Any suitable polyisocyanate can be used in the preparation of polyesterurethanes by reaction with a polyester such as, tetramethylene diisocyanate, hexamethylene, diisocyanate, 1,4-phenylene diisocyanate, 1,3-phenylene diisocyanate, 1,4-cyclohexylene diisocyanate, 2,4-tolylene diisocyanate, 2,5-tolylene diisocyanate, 2,6-tolylene diisocyanate, 3,5-tolylene diisocyanate, 4-chloro-1,3-phenylene diisocyanate, 1-methoxy-2,4-phenylene diisocyanate, 1-methyl-3,5-diethyl-2,6-phenylene diisocyanate, 1,3,5-triethyl-2,4-phenylene diisocyanate, 1-methyl-3,5-diethyl-2,4-phenylene diisocyanate, 1-,ethyl-3,5-diethyl-6-chloro-2,4-phenylene diisocyanate, 6-methyl-2,4-diethyl-5-nitro-1,3-phenylene diisocyanate, p-xylylene diisocyanate, m-xylylene diisocyanate, 4,6-dimethyl-1,3-xylylene diisocyanate, 1,3-dimethyl-4,6-bis(beta-isocyanato-ethyl) benzene, 3-(alphaisocyanatoethyl) phenylisocyanate, 1-methyl-2,4-cyclohexylene diisocyanate, 4,4'-biphenylene diisocyanate, 3,3'-dimethyl-4,4'-biphenylene diisocyanate, 3,3'-dimethoxy-4,4'-biphenylene diisocyanate, 3,3'-diethoxy-4,4'-biphenylene diisocyanate, 1,1'-bis-(4-isocyanatophenyl) cyclohexane, 4,4'-diisocyanatodiphenylmethane, 4,4'-diisocyanato-3,3'-dimetyldiphenylmethane, 4,4'-diisocyanato-3,3'-dichlorodiphenylmethane, 4,4'-diisocyanatodiphenyl-dimethylmethane, 1,5-naphthylene diisocyanate, 1,4-naphthylene diisocyanate, 2,4,4' -triisocyanatodiphenylether, 2,4,6-triisocyanato-1-methyl-3,5,-diethylbenzene, and the like.

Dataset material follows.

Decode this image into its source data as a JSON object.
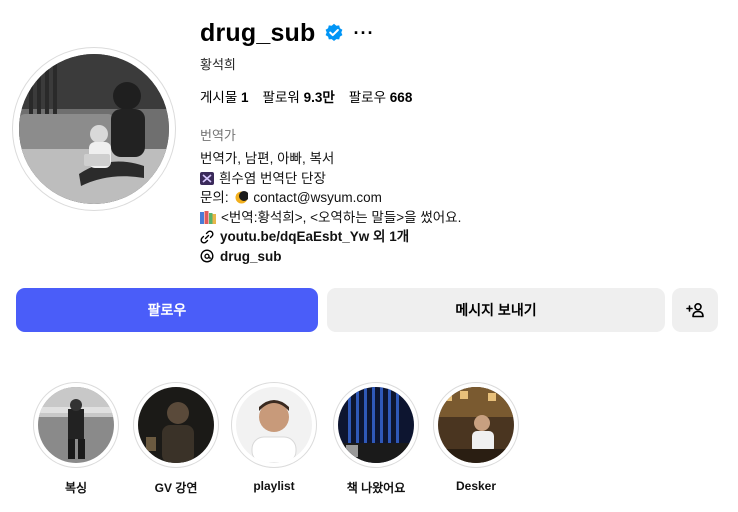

The invention is particularly applicable to the stabilization of polyesterurethanes used in the manufacture of elastomers or casting resins for molded elements.

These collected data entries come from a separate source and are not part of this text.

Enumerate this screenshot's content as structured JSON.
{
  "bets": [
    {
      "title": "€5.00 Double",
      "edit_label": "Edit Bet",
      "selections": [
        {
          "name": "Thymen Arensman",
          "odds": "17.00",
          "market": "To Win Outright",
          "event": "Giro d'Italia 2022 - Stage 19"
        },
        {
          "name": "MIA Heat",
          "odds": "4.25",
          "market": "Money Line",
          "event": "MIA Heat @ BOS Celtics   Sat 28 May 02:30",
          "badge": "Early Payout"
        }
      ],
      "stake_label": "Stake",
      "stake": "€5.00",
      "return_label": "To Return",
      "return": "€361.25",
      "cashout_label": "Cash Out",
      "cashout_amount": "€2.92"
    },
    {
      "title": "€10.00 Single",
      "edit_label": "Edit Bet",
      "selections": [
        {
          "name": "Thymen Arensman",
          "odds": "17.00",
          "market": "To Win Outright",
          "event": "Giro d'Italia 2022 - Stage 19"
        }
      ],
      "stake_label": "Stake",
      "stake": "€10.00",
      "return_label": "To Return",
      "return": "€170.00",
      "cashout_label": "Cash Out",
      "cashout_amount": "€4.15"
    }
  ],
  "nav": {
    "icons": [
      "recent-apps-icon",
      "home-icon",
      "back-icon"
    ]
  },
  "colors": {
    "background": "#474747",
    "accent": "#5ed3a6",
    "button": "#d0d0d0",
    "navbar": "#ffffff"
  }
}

In the preparation of polyesterurethanes in accordance with the invention, any of the above-mentioned polyesters may be reacted with any of the isocyanates set forth and a chain extending agent containing active hydrogen atoms which are reactive with NCO groups and having a molecular weight less than about 500 such as, for example, water, ethylene glycol, propylene glycol, butylene glycol, 1,4-butanediol, butenediol, butynediol, xylylene glycol, amylene glycol, neopentyl glycol, 2,3-butanediol, 1,4-phenylene-bis-(b-hydroxy ethyl ether), 1,3-phenylene-bis-(b-hydroxy ethyl ether), bis-(hydroxy methylcyclohexane), hexanediol, diethylene glycol, dipropylene glycol and the like; polyamines such as, for example, ethylene diamine, propylene diamine, butylene diamine, hexamethylene diamine, cyclohexylene diamine, phenylene diamine, tolylene diamine, xylylene diamine, 3,3'-dichlorobenzidene, 3,3'-dinitrobenzidene, 4,4'-metylene-bis(2-chloraniline), 3,3-dichloro-4,4'-biphenyl diamine, 2,6-diamino pyridine, 4,4'-diamino diphenyl methane, and the like, alkanol amines such as, for example, ethanol amine, aminopropyl alcohol, 2,2-dimethyl propanyl amine, 3-amino cyclohexyl alcohol, p-amino benzyl alcohol and the like; water hydrazine, substituted hydrazines such as, for example, N,N'-dimethyl hydrazine, 1,6-hexamethylene-bis-hydrazine, carbodihydrazide, hydrazides of dicarboxylic acids and disulfonic acids such as adipic acid dihydrazide, oxalic acid dihydrazide, isophthalic acid dihydrazine, thiopropionic acid dihydrazide, tartaric acid dihydrazide, 1,3-phenylene-disulfonic acid dihydrazide, omega-amino-capronic acid dihydrazide, gamma-hydroxybutyric hydrazide, bis-semicarbazide, bis-hydrazine carbonic esters of glycols such as many of the glycols heretofore mentioned and the like.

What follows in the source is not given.